Maine Drug Enforcement Agency agents’ supervisor Gerry Baril said a warden service pilot who happened to be looking for something else in a fixed-wing plane, spotted what to him looked like pot and alerted them.

“When we went in on the ground today, it was pot,” Baril said of the sites. “He was right. One or two of the plots was spotted by a warden service plane flyover. He was not looking for pot.”

Sixteen plants were yanked at one spot and eight at a second, both of which were off Dickvale Road. Another 14 plants were found in a swampy area off Lacroix Road, which is off Dickvale Road.

“They were in the woods a good distance,” Baril said. “They were small grows that were scattered about.”
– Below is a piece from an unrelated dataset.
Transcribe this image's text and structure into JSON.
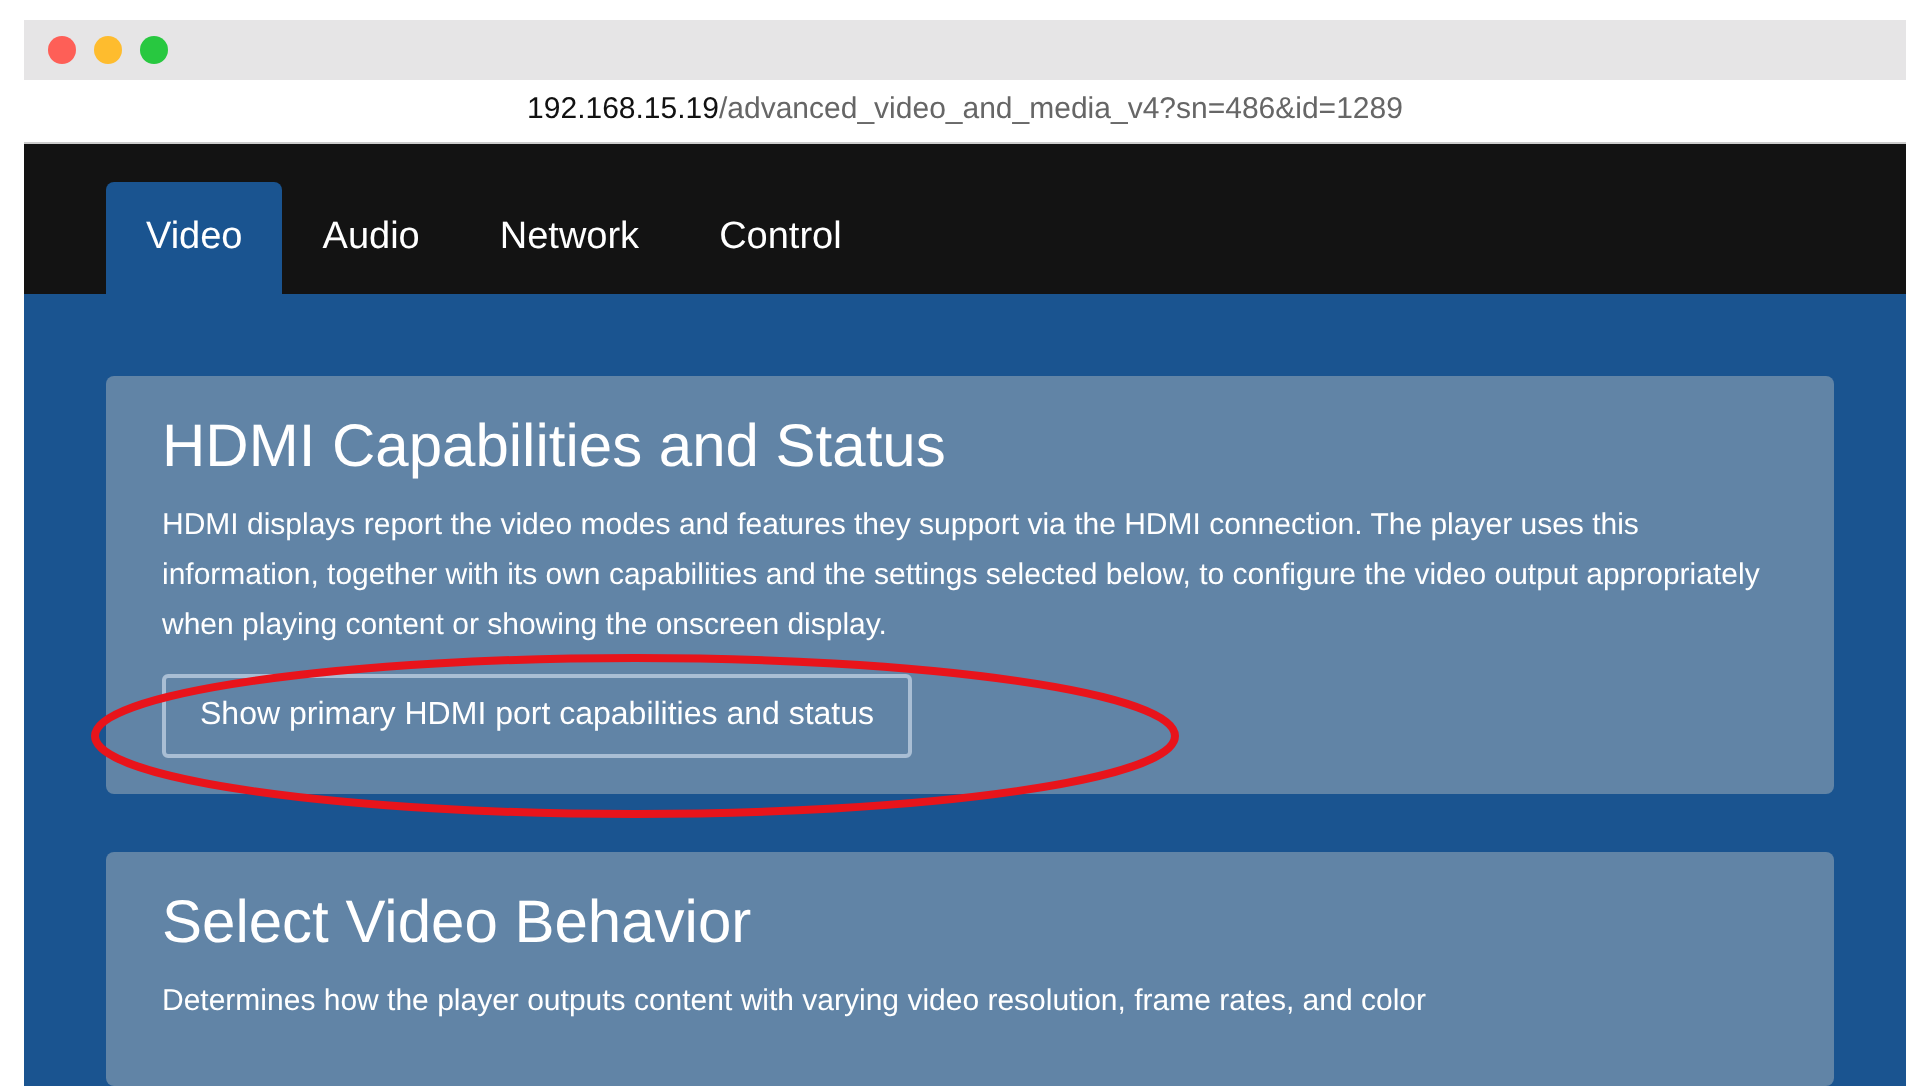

Baril said the plants were 6 or 7 feet tall with buds present. That height makes them “easy to spot from the air,” he added.

“These plants were in either a remote wooded area or a bog and not on anyone’s property, so there’s no way to tell who put them there,” Baril said. “Where they were budding, they probably had another three to four weeks to go to reach full maturity.”

With marijuana currently selling for $3,000 a pound and each plant estimated to yield a quarter pound of pot, he estimated the street value at $28,500.

“The next six weeks are crucial for pot harvesters, because they have three months worth of labor that could disappear if we find the plants first,” Baril said.